B. F. Skinner
Burrhus Frederic Skinner was born in a small Pennsylvania town. His father was an attorney and his mother a housewife. His family life was described as old-fashioned and hard working.
Skinner received his Bachelor's degree in English in hopes of becoming a writer. He wrote for the school paper but saw himself as an outsider, being an atheist in a religious school, and often criticized the school and its beliefs. After graduation, he continued with his hopes of being a writer and worked for a newspaper, eventually moving to Greenwich Village in New York City.
He later returned to his life as a student and completed his Master's degree in 1931 from Harvard, and his Doctorate a year later, both in the field of psychology. He married that same year and had two children, one of whom became famous, or perhaps infamous, as the baby raised in an artificial environment known as an 'air crib.'
In 1945, he became the chairman of the psychology department at Indiana University and left to teach at Harvard three years later, where he spent the remainder of his career. Although he never became the writer he had dreamt of, he did write several books and hundreds of articles on behavior theory, reinforcement, and Learning Theory. Today he is known as one of the most published psychologists.
His biggest criticism of psychological thought was against the growing following of Sigmund Freud. Skinner believed that examining the unconscious or hidden motives of human beings was a waste of time, for the only thing worth researching was outward behaviors. It was this core belief that led him to reject most of the theories prominent in the field of psychology.
Concepts such as self-actualization and striving to reach one's potential, such as the belief held by humanists was rejected due to the inability to research such an abstract idea. The idea of inner drives such as Freud's Id, Ego, and Superego were seen as preposterous. And the defense mechanisms, archetypes, and drives merely gave theoretical names to ideas that are poorly understood and likely nonexistent.
Instead, Skinner focused on observable behaviors and spent the majority of his professional career refining his theories of reinforcement. He believed that personality develops, that our behavior responds only because of external events. In other words, we are the way we are because we were rewarded for being that way. It is this belief that discounts emotions, thoughts, and even human freedom of choice.

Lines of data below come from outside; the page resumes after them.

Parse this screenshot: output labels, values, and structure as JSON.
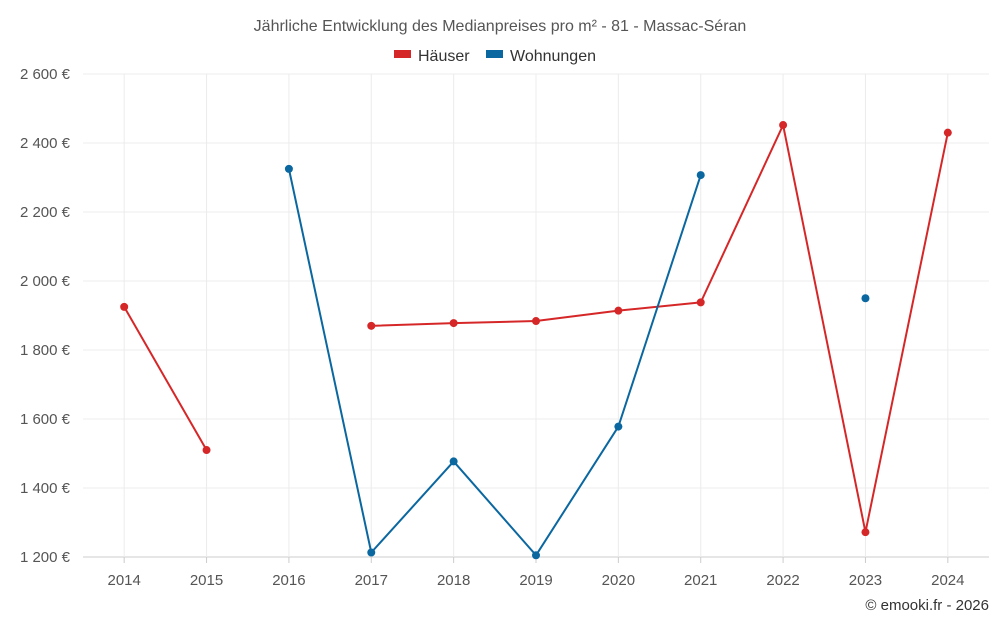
{
  "chart_data": {
    "type": "line",
    "title": "Jährliche Entwicklung des Medianpreises pro m² - 81 - Massac-Séran",
    "categories": [
      "2014",
      "2015",
      "2016",
      "2017",
      "2018",
      "2019",
      "2020",
      "2021",
      "2022",
      "2023",
      "2024"
    ],
    "series": [
      {
        "name": "Häuser",
        "color": "#d62728",
        "values": [
          1925,
          1510,
          null,
          1870,
          1878,
          1884,
          1914,
          1938,
          2452,
          1272,
          2430
        ]
      },
      {
        "name": "Wohnungen",
        "color": "#0a67a0",
        "values": [
          null,
          null,
          2325,
          1213,
          1477,
          1205,
          1578,
          2307,
          null,
          1950,
          null
        ]
      }
    ],
    "ylim": [
      1200,
      2600
    ],
    "yticks": [
      1200,
      1400,
      1600,
      1800,
      2000,
      2200,
      2400,
      2600
    ],
    "ytick_labels": [
      "1 200 €",
      "1 400 €",
      "1 600 €",
      "1 800 €",
      "2 000 €",
      "2 200 €",
      "2 400 €",
      "2 600 €"
    ],
    "xlabel": "",
    "ylabel": "",
    "legend_position": "top-center",
    "grid": true
  },
  "credit": "© emooki.fr - 2026"
}
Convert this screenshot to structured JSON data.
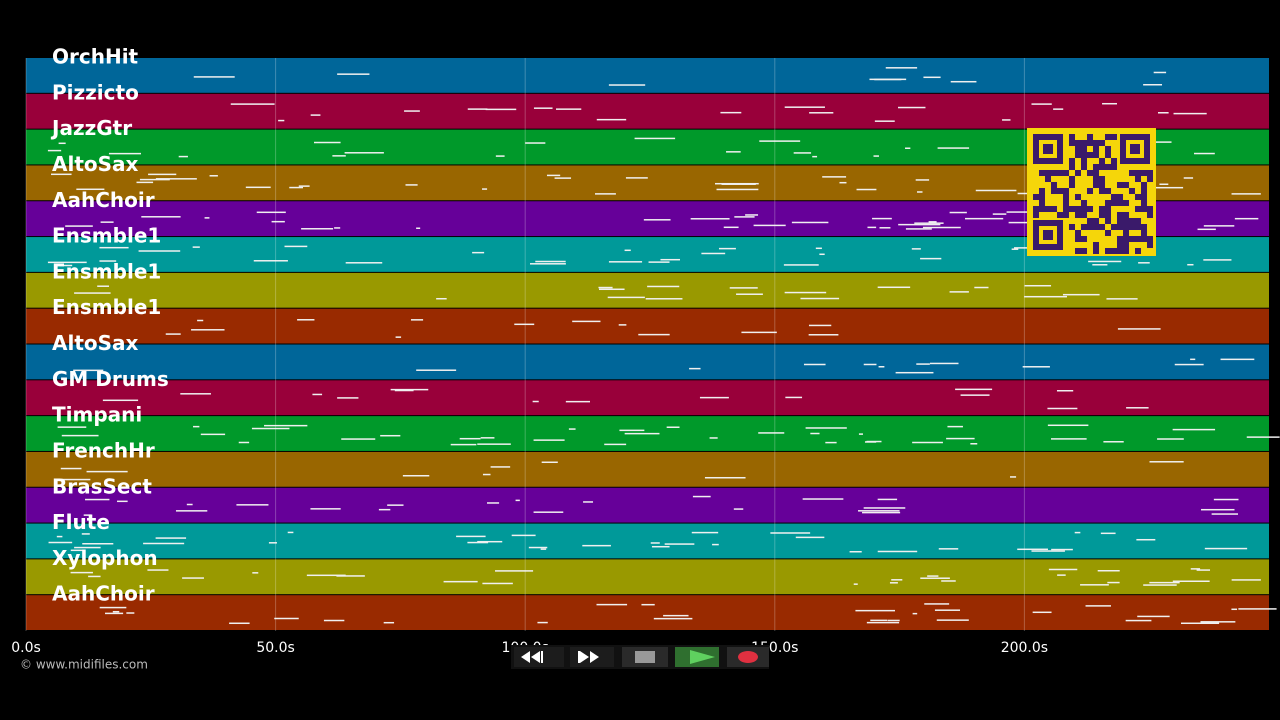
{
  "tracks": [
    {
      "name": "OrchHit",
      "color": "#006699"
    },
    {
      "name": "Pizzicto",
      "color": "#99003a"
    },
    {
      "name": "JazzGtr",
      "color": "#00992a"
    },
    {
      "name": "AltoSax",
      "color": "#996600"
    },
    {
      "name": "AahChoir",
      "color": "#660099"
    },
    {
      "name": "Ensmble1",
      "color": "#009999"
    },
    {
      "name": "Ensmble1",
      "color": "#999900"
    },
    {
      "name": "Ensmble1",
      "color": "#992a00"
    },
    {
      "name": "AltoSax",
      "color": "#006699"
    },
    {
      "name": "GM Drums",
      "color": "#99003a"
    },
    {
      "name": "Timpani",
      "color": "#00992a"
    },
    {
      "name": "FrenchHr",
      "color": "#996600"
    },
    {
      "name": "BrasSect",
      "color": "#660099"
    },
    {
      "name": "Flute",
      "color": "#009999"
    },
    {
      "name": "Xylophon",
      "color": "#999900"
    },
    {
      "name": "AahChoir",
      "color": "#992a00"
    }
  ],
  "timeline": {
    "xlim": [
      0,
      249
    ],
    "ticks": [
      {
        "value": 0,
        "label": "0.0s"
      },
      {
        "value": 50,
        "label": "50.0s"
      },
      {
        "value": 100,
        "label": "100.0s"
      },
      {
        "value": 150,
        "label": "150.0s"
      },
      {
        "value": 200,
        "label": "200.0s"
      }
    ]
  },
  "footer": {
    "copyright": "© www.midifiles.com"
  }
}
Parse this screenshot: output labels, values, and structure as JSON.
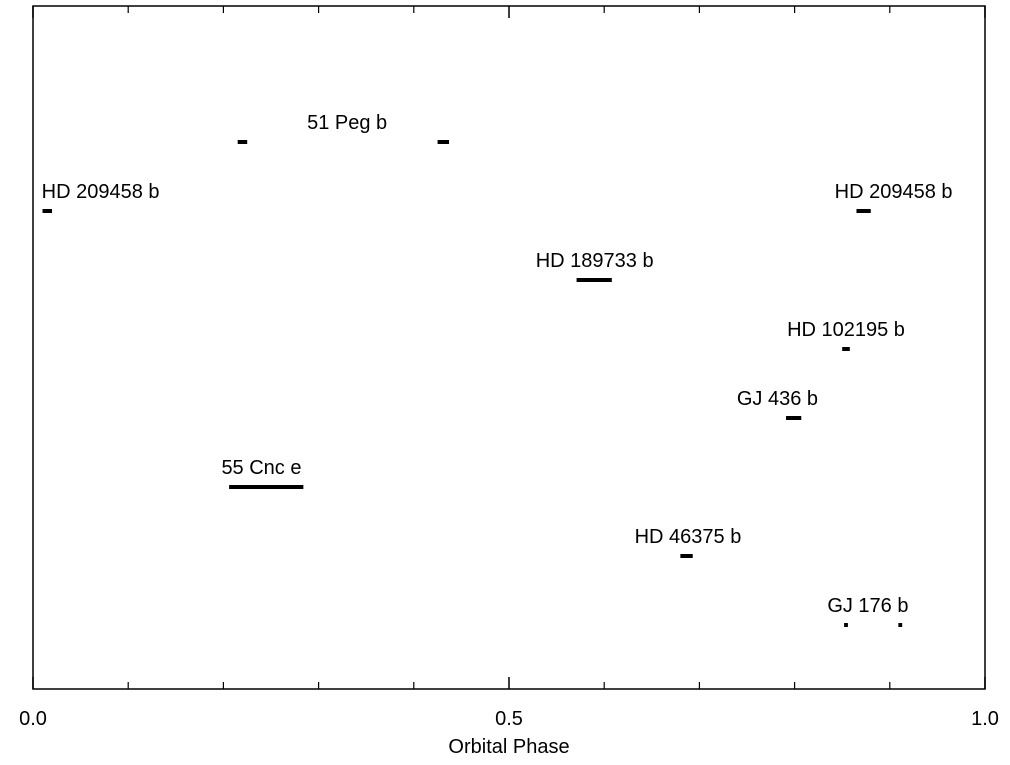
{
  "chart_data": {
    "type": "scatter",
    "title": "",
    "xlabel": "Orbital Phase",
    "ylabel": "",
    "xlim": [
      0.0,
      1.0
    ],
    "xticks": [
      {
        "value": 0.0,
        "label": "0.0"
      },
      {
        "value": 0.5,
        "label": "0.5"
      },
      {
        "value": 1.0,
        "label": "1.0"
      }
    ],
    "minor_xticks": [
      0.1,
      0.2,
      0.3,
      0.4,
      0.6,
      0.7,
      0.8,
      0.9
    ],
    "grid": false,
    "series": [
      {
        "name": "51 Peg b",
        "row": 1,
        "segments": [
          [
            0.215,
            0.225
          ],
          [
            0.425,
            0.437
          ]
        ]
      },
      {
        "name": "HD 209458 b",
        "row": 2,
        "segments": [
          [
            0.01,
            0.02
          ],
          [
            0.865,
            0.88
          ]
        ]
      },
      {
        "name": "HD 189733 b",
        "row": 3,
        "segments": [
          [
            0.571,
            0.608
          ]
        ]
      },
      {
        "name": "HD 102195 b",
        "row": 4,
        "segments": [
          [
            0.85,
            0.858
          ]
        ]
      },
      {
        "name": "GJ 436 b",
        "row": 5,
        "segments": [
          [
            0.791,
            0.807
          ]
        ]
      },
      {
        "name": "55 Cnc e",
        "row": 6,
        "segments": [
          [
            0.206,
            0.284
          ]
        ]
      },
      {
        "name": "HD 46375 b",
        "row": 7,
        "segments": [
          [
            0.68,
            0.693
          ]
        ]
      },
      {
        "name": "GJ 176 b",
        "row": 8,
        "segments": [
          [
            0.852,
            0.856
          ],
          [
            0.909,
            0.913
          ]
        ]
      }
    ],
    "labels": [
      {
        "text": "51 Peg b",
        "series": "51 Peg b",
        "x": 0.33
      },
      {
        "text": "HD 209458 b",
        "series": "HD 209458 b",
        "x": 0.071
      },
      {
        "text": "HD 209458 b",
        "series": "HD 209458 b",
        "x": 0.904
      },
      {
        "text": "HD 189733 b",
        "series": "HD 189733 b",
        "x": 0.59
      },
      {
        "text": "HD 102195 b",
        "series": "HD 102195 b",
        "x": 0.854
      },
      {
        "text": "GJ 436 b",
        "series": "GJ 436 b",
        "x": 0.782
      },
      {
        "text": "55 Cnc e",
        "series": "55 Cnc e",
        "x": 0.24
      },
      {
        "text": "HD 46375 b",
        "series": "HD 46375 b",
        "x": 0.688
      },
      {
        "text": "GJ 176 b",
        "series": "GJ 176 b",
        "x": 0.877
      }
    ]
  }
}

Skinner got most of his criticism due to his belief that through rewards and punishments, we could design the perfect Utopia. His most famous and most controversial books, Walden II and Beyond Freedom and Dignity, described his theory of behavioral determinism despite the protests and criticism from religious leaders and others. In 1990, Skinner died from leukemia but is known world wide, with the likes of Sigmund Freud, as a forefather in modern day psychology.